SNB melakukan Intervensi atas Nama Franc

Kembali pada Maret 12, Swiss National Bank dikeluarkan tegas berjanji bahwa itu akan secara aktif berusaha untuk terus menurunkan nilai Swiss Franc (CHF) sebagai sarana untuk mencegah deflasi. Mata uang segera anjlok 5%, sebagai pedagang membuat cepat tekad bahwa SNB ancaman dibuat dengan sungguh-sungguh. Selama bulan-bulan berikutnya, namun, investor menjadi puas dan Franc perlahan-lahan merayap kembali.

Hingga pekan ini, ketika SNB bermunculan ke dalam tindakan, membeli Euro di pasar terbuka. "Franc turun sebanyak 2,4 persen terhadap euro dan 3,3 persen terhadap dolar, penurunan terbesar sejak 12 Maret lalu." Hal ini tidak jelas mengapa SNB tiba-tiba turun tangan setelah berbulan-bulan tidak bertindak. Bank Sentral tidak mengadakan konferensi pers untuk "merayakan" intervensi, dan satu-satunya indikasi adalah samar-samar deklarasi pekan lalu bahwa "para pembuat kebijakan akan bertindak untuk meredam 'irasional apresiasi' franc."

Analis telah berspekulasi bahwa SNB (sewenang-wenang) menargetkan nilai tukar $1.50 Franc/Euro, yang masuk akal mengingat bahwa intervensi terjadi sangat dekat ke tingkat itu: "Mereka mencoba untuk menempatkan garis di pasir di 1.50. Ada perdebatan mengenai apakah mereka akan terus melakukan hal ini, dan untuk berapa lama mereka akan tetap sukses." Setelah semua, ide intervensi yang lebih efektif dari intervensi itu sendiri. SNB hanya bisa membeli begitu banyak Euro; nilai riil adalah ancaman untuk terus membeli, yang membuat investor membangun posisi spekulatif.

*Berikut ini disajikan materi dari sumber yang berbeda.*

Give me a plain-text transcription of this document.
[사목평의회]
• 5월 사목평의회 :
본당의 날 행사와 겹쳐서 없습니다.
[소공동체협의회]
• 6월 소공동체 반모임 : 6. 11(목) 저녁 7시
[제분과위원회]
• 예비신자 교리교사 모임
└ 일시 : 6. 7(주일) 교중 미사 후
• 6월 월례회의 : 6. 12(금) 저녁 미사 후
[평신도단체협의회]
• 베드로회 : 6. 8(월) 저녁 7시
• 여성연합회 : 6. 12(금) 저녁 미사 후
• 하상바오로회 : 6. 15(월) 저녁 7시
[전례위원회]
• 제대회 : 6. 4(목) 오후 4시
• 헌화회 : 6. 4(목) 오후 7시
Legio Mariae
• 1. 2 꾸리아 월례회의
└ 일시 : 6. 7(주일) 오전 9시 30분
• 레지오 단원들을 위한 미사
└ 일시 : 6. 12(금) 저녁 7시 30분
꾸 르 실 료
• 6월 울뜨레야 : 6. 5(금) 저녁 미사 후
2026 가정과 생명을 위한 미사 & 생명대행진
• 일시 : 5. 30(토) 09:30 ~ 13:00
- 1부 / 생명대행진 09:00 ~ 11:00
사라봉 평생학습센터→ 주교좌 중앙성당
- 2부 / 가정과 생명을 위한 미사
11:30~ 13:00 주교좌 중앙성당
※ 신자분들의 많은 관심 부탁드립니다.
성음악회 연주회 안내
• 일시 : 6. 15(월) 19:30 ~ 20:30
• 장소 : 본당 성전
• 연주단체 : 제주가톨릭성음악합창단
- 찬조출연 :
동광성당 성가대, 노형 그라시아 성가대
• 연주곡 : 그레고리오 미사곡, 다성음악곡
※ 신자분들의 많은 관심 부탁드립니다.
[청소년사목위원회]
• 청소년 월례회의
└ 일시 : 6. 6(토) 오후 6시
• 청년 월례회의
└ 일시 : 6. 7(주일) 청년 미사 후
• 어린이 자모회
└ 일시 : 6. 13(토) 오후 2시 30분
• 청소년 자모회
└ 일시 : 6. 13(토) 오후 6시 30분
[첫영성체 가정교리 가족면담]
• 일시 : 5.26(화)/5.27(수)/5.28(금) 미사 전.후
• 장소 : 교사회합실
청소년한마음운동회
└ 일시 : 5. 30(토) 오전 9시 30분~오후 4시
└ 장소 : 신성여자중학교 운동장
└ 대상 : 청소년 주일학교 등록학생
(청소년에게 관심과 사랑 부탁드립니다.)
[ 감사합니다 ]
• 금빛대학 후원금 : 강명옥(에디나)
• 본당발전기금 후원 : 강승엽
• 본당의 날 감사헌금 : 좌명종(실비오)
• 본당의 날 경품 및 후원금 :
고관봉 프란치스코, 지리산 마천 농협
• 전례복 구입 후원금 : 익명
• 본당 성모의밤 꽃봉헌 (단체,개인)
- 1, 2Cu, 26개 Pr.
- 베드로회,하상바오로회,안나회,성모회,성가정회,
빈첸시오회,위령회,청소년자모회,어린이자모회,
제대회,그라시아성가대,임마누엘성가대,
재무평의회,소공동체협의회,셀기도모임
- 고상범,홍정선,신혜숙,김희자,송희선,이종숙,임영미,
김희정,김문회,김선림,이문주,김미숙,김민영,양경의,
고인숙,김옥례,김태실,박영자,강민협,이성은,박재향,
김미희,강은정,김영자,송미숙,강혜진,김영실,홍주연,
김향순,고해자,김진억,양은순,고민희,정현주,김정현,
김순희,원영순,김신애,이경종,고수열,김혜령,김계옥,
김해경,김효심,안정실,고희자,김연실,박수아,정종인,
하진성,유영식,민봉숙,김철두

Sementara SNB telah dikritik sebagai "proteksionis" atas tindakannya, premis untuk intervensi adalah cukup beralasan. Menurut OECD, "Swiss harus menjaga suku bunga mendekati nol sampai dengan 2010 dan memikirkan lebih lanjut stimulus fiskal untuk melawan resesi yang mendalam dan risiko deflasi." Sederhana deflasi yang telah ditetapkan, yang difasilitasi oleh jatuhnya permintaan agregat. Menyesuaikan perkiraan menyerukan kontraksi ekonomi pada tahun 2009 sebesar -2.5%-3%, dan bahkan sederhana kontraksi untuk mengikuti pada tahun 2010. Pertumbuhan PDB Q1 adalah negatif dan konsensus adalah bahwa Q2 akan membuktikan telah lebih sama. Jika tren ini terus berlanjut, tahun 2009 akan menjadi tahun terburuk ekonomi di atas 30 tahun. Namun, indikator-indikator ekonomi menunjukkan bawah adalah segera mendekat, dan gambaran keseluruhan adalah konsisten dengan seluruh Eropa.

Sebenarnya kekhawatiran bahwa Bank Sentral lainnya akan meniru Swiss pendekatan. "Dalam beberapa minggu terakhir kami telah memiliki lima atau enam bank sentral, termasuk Bank of Canada dan Bank of England, berbicara ke mata uang mereka. Seperti Swiss, mereka takut bahwa apresiasi mata uang bisa mengimbangi stimulus untuk perekonomian," kata seorang analis. Moneter dan kondisi ekonomi tetap kepalang seluruh dunia, dan sebagian besar bank sudah habis alat-alat yang tersedia untuk mereka. Suku bunga yang secara universal mendekati nol; fiskal "rangsangan" akan mendorong OECD utang/PDB rasio 100% di tahun 2009; pelonggaran kuantitatif telah menimbulkan grosir percetakan uang. Devaluasi mata uang mungkin menjadi satu-satunya pilihan yang tersisa.